In our view, it would make sense to examine the development of the one-year default rates and mean PDs over time and to take strong deviations as a reason for further examinations of the rating philosophy.
In our view, the validation procedure for so-called "slotting approaches" must also be designed in a risk-adequate form in the sense of the proportionality principle. In particular, the materiality of the portfolio covered by the respective slotting approach must be taken into account.
In cases where the slotting approach only covers peripheral areas of an institution's SL portfolio because the core SL portfolios are covered by more elaborate IRB rating systems, the corresponding review of the modelling may be less complex and in-depth than in cases where the slotting approach is applied to core areas of the SL portfolio. In the simpler case, it would be conceivable, for example, to carry out validation actions only with regard to default risk in a first step.
For LDP portfolios or other portfolios with limited data, option 2 will usually be ruled out, as the development will necessarily exhaust the available data base during development in order to develop a model that is as accurate and stable as possible. If a certain amount of time has elapsed between the time of development and validation, it may make sense under certain circumstances to carry out out-of-time (OOT) tests on the basis of more current data on the part of the validation (option 1). However, this usually requires more recent data of at least another year to be available at the time of validation compared to the dataset used by the developers. However, this will not always be possible.
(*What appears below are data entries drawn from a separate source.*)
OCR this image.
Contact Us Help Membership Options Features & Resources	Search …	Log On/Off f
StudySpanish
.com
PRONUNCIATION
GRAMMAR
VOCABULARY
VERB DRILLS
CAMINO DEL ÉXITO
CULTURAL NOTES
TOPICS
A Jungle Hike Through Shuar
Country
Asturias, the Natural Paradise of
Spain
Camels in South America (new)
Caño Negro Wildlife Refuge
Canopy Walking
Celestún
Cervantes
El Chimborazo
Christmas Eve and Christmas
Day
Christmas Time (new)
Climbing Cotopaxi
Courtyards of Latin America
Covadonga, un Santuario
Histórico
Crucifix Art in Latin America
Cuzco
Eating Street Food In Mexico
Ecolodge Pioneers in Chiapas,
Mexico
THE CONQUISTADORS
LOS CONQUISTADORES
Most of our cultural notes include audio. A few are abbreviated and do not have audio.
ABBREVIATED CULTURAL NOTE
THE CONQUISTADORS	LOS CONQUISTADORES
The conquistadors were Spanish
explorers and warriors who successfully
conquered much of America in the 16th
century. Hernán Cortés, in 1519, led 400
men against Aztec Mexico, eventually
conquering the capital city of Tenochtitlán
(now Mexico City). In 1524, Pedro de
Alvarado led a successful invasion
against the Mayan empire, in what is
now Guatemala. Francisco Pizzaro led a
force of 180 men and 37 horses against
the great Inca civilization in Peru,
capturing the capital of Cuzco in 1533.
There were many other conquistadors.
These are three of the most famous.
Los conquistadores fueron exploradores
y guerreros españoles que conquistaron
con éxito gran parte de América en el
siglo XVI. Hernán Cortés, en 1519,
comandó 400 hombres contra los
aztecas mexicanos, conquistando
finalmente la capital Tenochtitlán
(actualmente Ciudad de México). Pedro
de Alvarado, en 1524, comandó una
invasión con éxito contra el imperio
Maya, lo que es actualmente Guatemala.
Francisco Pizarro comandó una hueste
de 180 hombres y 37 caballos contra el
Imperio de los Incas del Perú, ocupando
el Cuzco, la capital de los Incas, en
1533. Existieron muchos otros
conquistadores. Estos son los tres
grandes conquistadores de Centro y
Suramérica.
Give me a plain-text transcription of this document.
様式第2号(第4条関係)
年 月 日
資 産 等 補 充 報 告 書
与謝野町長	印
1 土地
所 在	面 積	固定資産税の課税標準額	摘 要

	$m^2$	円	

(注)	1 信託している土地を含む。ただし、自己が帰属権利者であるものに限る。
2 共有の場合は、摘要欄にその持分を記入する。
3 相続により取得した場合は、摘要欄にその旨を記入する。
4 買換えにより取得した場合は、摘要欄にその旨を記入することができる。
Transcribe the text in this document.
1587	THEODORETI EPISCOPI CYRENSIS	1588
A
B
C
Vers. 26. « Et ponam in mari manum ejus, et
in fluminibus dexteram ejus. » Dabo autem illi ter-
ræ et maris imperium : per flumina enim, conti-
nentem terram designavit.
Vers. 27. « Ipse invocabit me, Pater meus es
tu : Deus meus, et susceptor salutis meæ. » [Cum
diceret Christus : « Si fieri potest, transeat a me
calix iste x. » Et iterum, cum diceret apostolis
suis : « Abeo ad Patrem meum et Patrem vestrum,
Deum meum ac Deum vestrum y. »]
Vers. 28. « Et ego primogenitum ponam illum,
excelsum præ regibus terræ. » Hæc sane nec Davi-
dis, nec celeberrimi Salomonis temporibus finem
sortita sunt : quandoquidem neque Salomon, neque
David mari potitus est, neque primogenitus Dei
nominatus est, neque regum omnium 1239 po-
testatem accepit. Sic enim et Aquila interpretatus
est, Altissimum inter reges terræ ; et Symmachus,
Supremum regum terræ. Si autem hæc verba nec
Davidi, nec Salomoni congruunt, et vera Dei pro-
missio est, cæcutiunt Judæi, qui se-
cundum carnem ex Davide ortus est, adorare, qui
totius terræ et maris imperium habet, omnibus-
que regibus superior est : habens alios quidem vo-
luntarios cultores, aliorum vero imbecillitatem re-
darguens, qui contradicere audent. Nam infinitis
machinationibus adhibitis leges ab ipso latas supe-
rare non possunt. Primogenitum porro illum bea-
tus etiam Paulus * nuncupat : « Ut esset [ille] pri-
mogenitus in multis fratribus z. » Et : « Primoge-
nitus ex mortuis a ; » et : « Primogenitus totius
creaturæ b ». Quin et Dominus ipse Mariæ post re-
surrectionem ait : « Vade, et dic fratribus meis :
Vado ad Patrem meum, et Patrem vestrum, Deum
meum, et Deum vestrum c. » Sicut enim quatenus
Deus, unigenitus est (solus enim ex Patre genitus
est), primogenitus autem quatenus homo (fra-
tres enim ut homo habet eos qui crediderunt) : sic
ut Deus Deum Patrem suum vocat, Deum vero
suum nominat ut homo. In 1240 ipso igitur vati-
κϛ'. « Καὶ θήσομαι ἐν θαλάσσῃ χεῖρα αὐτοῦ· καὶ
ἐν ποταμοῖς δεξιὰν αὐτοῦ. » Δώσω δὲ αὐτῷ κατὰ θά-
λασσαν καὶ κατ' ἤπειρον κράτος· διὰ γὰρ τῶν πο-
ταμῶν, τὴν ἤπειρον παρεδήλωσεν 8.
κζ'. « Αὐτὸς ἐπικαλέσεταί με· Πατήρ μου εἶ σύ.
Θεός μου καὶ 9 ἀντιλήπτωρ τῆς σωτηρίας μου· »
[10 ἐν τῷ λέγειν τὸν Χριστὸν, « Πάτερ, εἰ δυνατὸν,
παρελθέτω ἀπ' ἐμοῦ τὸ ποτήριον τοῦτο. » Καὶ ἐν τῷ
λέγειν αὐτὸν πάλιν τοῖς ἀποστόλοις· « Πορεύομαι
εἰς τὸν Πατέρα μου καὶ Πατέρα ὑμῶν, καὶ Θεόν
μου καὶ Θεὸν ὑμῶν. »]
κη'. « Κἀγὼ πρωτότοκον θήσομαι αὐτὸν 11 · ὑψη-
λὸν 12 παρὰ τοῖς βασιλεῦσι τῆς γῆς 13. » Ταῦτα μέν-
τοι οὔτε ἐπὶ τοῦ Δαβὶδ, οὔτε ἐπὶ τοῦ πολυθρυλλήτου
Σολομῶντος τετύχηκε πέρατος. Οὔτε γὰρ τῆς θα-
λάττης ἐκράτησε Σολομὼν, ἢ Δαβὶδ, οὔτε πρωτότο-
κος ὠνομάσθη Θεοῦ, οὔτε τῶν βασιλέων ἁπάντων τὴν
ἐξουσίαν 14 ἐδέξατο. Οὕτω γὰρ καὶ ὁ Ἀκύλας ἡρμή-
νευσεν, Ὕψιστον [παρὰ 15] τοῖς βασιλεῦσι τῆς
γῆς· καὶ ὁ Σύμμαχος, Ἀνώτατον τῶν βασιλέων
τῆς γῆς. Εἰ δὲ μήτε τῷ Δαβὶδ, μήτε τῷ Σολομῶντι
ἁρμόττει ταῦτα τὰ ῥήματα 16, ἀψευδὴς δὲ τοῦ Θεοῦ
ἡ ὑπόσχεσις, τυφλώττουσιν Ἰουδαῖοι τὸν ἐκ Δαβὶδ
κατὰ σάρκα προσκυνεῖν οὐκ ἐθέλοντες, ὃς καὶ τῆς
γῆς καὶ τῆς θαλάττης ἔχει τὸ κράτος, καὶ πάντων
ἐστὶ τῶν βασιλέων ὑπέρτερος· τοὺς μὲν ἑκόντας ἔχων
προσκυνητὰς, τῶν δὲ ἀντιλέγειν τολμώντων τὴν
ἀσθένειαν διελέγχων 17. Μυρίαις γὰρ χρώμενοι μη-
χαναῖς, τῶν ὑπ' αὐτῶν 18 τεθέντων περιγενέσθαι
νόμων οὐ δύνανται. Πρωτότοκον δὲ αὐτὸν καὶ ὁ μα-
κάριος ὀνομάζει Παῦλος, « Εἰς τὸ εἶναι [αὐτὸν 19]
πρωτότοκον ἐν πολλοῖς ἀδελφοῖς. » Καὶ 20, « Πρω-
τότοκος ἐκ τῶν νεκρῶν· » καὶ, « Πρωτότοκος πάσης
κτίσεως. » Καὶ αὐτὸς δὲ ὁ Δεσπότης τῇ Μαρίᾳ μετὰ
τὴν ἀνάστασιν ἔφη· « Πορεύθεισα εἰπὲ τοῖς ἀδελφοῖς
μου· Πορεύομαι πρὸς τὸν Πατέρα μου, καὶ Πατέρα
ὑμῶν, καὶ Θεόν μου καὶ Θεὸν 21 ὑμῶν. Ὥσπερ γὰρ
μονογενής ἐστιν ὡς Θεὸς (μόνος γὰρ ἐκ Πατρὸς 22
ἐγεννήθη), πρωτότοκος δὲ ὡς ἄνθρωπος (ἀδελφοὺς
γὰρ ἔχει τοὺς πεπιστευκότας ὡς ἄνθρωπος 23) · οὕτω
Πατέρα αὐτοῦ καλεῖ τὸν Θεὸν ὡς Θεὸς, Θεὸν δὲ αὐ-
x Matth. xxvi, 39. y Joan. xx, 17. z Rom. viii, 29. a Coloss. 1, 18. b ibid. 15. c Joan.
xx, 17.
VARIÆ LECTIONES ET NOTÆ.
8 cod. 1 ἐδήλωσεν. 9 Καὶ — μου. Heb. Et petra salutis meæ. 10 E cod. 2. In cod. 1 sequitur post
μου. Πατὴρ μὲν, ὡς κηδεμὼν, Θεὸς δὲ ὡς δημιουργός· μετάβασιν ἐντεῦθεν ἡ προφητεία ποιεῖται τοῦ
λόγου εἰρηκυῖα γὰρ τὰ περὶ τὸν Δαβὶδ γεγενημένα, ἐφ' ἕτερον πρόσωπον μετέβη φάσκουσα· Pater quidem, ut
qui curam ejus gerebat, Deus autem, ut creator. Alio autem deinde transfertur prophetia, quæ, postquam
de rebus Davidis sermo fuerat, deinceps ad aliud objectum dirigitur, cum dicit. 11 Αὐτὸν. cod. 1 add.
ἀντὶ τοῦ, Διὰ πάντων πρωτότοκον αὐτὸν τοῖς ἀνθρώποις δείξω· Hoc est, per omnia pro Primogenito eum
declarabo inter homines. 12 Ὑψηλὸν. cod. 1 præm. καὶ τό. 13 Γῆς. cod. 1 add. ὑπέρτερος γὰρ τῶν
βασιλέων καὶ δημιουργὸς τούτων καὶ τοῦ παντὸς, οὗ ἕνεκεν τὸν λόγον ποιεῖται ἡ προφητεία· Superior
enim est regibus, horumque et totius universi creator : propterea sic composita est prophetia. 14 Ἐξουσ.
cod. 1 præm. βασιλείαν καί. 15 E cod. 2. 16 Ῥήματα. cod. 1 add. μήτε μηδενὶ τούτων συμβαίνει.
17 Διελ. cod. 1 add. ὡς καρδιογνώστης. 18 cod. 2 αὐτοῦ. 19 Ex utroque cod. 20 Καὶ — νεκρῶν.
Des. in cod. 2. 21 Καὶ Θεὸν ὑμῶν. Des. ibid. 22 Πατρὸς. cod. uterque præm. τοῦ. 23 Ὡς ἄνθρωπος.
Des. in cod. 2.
Nevertheless, further qualitative analyses (option 3) in the validation should ensure that the development does not result in any over-adaptation effects to the data basis. To this end, the results of quantitative analyses should be supplemented in particular by economic plausibility checks of the model design and individual model components. In addition, it may be useful to identify potential overfitting effects with regard to the developer data basis by means of certain analyses on the basis of the development data basis, such as cross-validation tests, also in a quantitative way.
In summary, it can be said that all three options make sense in principle and should be applied or possible depending on the respective (data) situation.
The validation procedure should always be specifically geared to the framework conditions of the respective model, which, in addition to the properties of the model and the underlying economic segment, also include the quantity structure of the available data in particular. For the quantitative analyses used, metrics and statistical tests should be designed in such a way that the data basis used, i.e. in particular also a small amount of data, is taken into account appropriately. The smaller the respective quantity structure is, the more other analysis tools should be included in addition to quantitative analyses based on the model results and internal failure experience, e.g.:
Comparisons with external benchmarks such as external ratings, studies (if available) etc.
Expert assessments of the economic plausibility of the model design, the model components and the model results.
Analyses of individual cases, e.g. on the background of overwritten ratings and the economic background of defaults that have occurred.
if necessary, carrying out impulse-response tests to gain additional insights into the stability/responsiveness of the model.